Daha geriye gidecek olursak, alfabeyi ilkokul öğretmeni Emine Tugay (yaşıyorsa kulakları çınlasın. Ölmüşse Allah rahmet eylesin) ne de güzel öğretmişti bir şarkı ile...

Bazı insanların kafası matematiğe, bazı insanların zekası ise sözel derslere çalışır ya...

Benimki sözele çalışıyor. Tarih ve coğrafya üzerine de pratik birçok şeyi söyleyebilirim aslında burada.

Ama gel gelelim, matematik denince benim sigortalarım atıveriyor. Bende matematik toplama, çıkarma, çarpma ve bölmeden ileriye gidemedi...

Bütün bunları niye anlattık...

Elinizi öper, ilkokul birinci sınıfa giden bir yeğenim var... Zaman zaman birlikte ders çalışıyoruz. Daha doğrusu çalışmaya çalışıyoruz.

Ama ne ben onun söylediklerinden bir şey anlayabiliyorum, ne de o benim söylediklerimi anlayabiliyor.

Alfabemizde sesli ve sessiz harfler vardır değil mi?

A'dan Z'ye kadar 29 harfi sıralar, bir çırpıda sayarız...

(Sayardık...)

Sıkıysa şimdi say...

Sesli harflere eyvallah da, sessizlerin sesi soluğu kalmamış. Burada yazarak dahi anlatamayacağım bir dile dönüşmüş. Mesela 'B' harfi... 'B' diye yazılır, 'be' diye okunurdu ya, şimdi okunamaz bir hale gelmiş. Harf, çocuğun ağzında sıkışıp kalıyor. Çıkmıyor...

Aynı harflerin yazıya dökümüne gelince...

Biz sıradan yazar geçerdik. Önce dik çizgiyi, sonra eğik çizgiyi öğrendik.

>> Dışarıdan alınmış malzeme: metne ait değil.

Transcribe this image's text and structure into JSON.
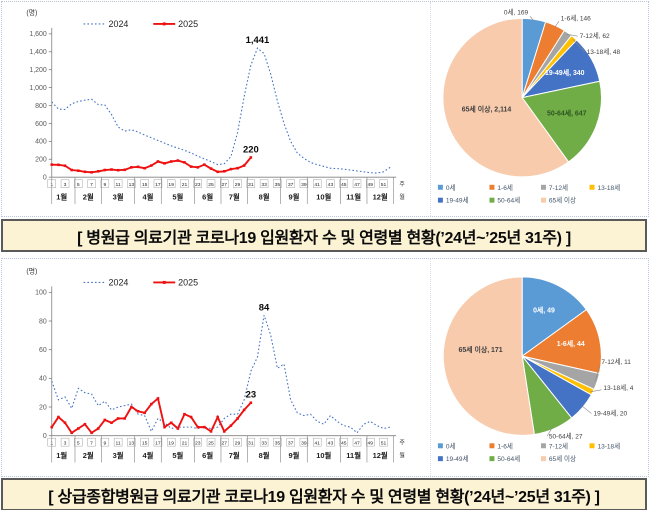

Sonrasında harflere geçtik. Yuvarladık, evirdik, çevirdik, kıvırdık ama bir şekilde öğrendik...

Şimdi italik el yazısı ile öğrenmeye başlıyor öğrenciler yazı yazmayı...

Bir şekilde öğreniyorlar da, öğrencilere italik el yazısı mı öğretilmeli yoksa, birbirinden bağımsız harfler mi öğretilmeli, bu tartışılıyor eğitim camiasında.

Pilot bölgelerden seçilmiş öğretmenler bu konuyu tartışıyor şimdilerde. 'Yok arkadaş italik el yazısı ile olmuyor. Eskiye dönelim de birbirinden bağımsız düz yazı stilini tercih edelim deyiverirlerse yandık. Çocuklar bildiklerinin hepsini unutup, sil baştan öğrenmeye başlayacaklar.

Bütün bunlar niye oluyor biliyor musunuz? Milli eğitimin temelinde gayri millilik yattığı için.

Bunu bilir, bunu söylerim...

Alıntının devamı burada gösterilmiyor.